WASHINGTON _ President Donald Trump, hosting Palestinian Authority President Mahmoud Abbas at the White House, pledged Wednesday to attempt "the toughest deal" _ peace between Israelis and Palestinians.
"I've always heard that perhaps the toughest deal to make is the deal between the Israelis and the Palestinians," Trump said, Abbas at his side. "Let's see if we can prove them wrong."
Trump, described as being fixated on delivering a Mideast peace accord, welcomed the 82-year-old Palestinian leader for their first face-to-face meeting, with hopes he can bring the two sides back to the negotiating table.
Abbas responded with optimism and praise for Trump's deal-making ability, even though his list of Palestinian requirements for peace was unchanged from that aired during decades of earlier failed negotiations. Those include a viable, independent Palestinian state next to Israel _ the so-called two-state solution that Trump has not fully endorsed.
"Mr. President, you have the determination and the desire to bring (a deal) to fruition," Abbas said. "We hope, God willing, we are coming to a new opportunity, a new horizon to bring it about."
Trump has tasked his son-in-law, Jared Kushner, as well as his longtime real estate lawyer, Jason Greenblatt, with setting the stage for a fresh round of peace talks.
But when it comes to what an eventual solution should look like, Trump has told close advisers that he's not picky about the details, or even the broad outlines.
True to form, the president's public comments Wednesday were brief. Although Trump has been less vocal about moving the U.S. Embassy in Israeli to Jerusalem, an act that would infuriate the Palestinians, his vice president, Mike Pence, said on the eve of Wednesday's meeting that Trump "as we speak, is giving serious consideration" to the relocation.
"President Trump stands without apology for Israel, and he always will," Pence told a group of Israeli diplomats and others gathered Tuesday on the White House grounds to mark Israeli Independence Day.
Trump has expressed a willingness to jettison the longstanding U.S. stance that any resolution should be based on a two-state solution, in which Israel and a Palestinian state live side-by-side, hoping that would spur the two sides to look for more creative solutions. But other members of his administration, including Nikki Haley, the U.S. ambassador to the United Nations, have said the United States remains committed to a two-state solution.
Fundamental issues as well as small details have sunk past attempts to solve one of the most challenging foreign policy riddles any U.S. president faces.
During a phone call in March, Trump invited Abbas to the White House with the intention of talking about how to move toward ending the Israeli-Palestinian conflict.

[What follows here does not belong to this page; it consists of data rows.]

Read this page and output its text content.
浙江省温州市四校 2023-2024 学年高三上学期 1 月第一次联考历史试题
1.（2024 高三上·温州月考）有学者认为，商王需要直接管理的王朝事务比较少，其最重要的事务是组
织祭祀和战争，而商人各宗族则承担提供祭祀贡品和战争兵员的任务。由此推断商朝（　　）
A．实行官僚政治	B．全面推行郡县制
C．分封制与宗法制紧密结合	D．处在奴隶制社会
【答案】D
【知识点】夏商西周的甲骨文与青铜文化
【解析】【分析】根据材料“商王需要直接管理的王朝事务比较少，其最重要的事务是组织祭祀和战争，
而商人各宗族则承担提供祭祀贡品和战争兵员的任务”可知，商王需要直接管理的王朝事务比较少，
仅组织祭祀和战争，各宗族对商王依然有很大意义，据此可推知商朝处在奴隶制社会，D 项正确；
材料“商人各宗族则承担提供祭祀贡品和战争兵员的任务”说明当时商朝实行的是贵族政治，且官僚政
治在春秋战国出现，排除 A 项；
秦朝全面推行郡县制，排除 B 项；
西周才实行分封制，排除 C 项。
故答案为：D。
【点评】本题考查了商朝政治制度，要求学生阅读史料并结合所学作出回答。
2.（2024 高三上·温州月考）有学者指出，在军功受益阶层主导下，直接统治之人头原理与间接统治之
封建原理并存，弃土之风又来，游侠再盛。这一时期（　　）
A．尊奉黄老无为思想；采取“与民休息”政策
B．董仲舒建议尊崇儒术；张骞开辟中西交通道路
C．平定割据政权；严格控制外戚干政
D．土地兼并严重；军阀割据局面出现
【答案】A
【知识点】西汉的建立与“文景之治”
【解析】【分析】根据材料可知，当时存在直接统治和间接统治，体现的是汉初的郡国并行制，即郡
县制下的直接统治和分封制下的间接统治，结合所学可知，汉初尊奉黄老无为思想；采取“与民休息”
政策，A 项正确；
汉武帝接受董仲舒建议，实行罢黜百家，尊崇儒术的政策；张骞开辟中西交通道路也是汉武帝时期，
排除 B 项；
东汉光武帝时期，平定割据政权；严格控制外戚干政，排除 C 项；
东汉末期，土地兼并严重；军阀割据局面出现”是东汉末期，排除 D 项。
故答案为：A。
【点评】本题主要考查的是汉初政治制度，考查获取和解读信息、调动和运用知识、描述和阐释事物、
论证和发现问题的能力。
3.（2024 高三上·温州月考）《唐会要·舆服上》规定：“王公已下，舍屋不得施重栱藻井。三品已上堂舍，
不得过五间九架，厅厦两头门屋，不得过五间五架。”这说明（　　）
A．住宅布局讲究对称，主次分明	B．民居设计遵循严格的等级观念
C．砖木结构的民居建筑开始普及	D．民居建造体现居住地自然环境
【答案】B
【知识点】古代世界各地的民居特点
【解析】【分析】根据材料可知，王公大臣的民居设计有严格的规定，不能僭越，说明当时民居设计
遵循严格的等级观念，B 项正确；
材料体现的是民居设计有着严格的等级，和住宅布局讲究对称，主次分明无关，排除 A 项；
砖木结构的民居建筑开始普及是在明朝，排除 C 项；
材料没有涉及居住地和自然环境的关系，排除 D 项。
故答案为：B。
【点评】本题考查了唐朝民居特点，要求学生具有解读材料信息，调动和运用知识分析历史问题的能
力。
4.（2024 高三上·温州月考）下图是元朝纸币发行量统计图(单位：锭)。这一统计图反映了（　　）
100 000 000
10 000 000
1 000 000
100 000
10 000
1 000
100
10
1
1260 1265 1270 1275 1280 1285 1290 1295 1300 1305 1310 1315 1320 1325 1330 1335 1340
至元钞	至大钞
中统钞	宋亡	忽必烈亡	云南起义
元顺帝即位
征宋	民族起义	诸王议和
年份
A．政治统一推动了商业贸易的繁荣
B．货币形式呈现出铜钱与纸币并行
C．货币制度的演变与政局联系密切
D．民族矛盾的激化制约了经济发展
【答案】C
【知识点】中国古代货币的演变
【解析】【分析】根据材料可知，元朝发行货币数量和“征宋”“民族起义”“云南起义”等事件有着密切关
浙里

He previously hosted Israeli Prime Minister Benjamin Netanyahu, with whom he seemed to have a genuinely friendly rapport.
Among the demands that Trump may make of Abbas is an end to Palestinian Authority payments to the families of Palestinians who were killed carrying out terrorist attacks against Israelis, or who are in Israeli prisons. Some of that money comes from the United Nations, and a bill is making its way through Congress to suspend U.S. funding for the U.N. as a result.
But Abbas suffers from abysmally low popularity ratings at home, and it will be tough for him to make concessions to Trump or to Israel.
Trump also hopes to enlist some Sunni Muslim Arab allies in crafting a deal. Several, especially among the Persian Gulf states, have quietly signaled willingness to cooperate with the administration, and, by extension, with Israel, in exchange for tougher actions against their common enemy, Shiite Muslim Iran.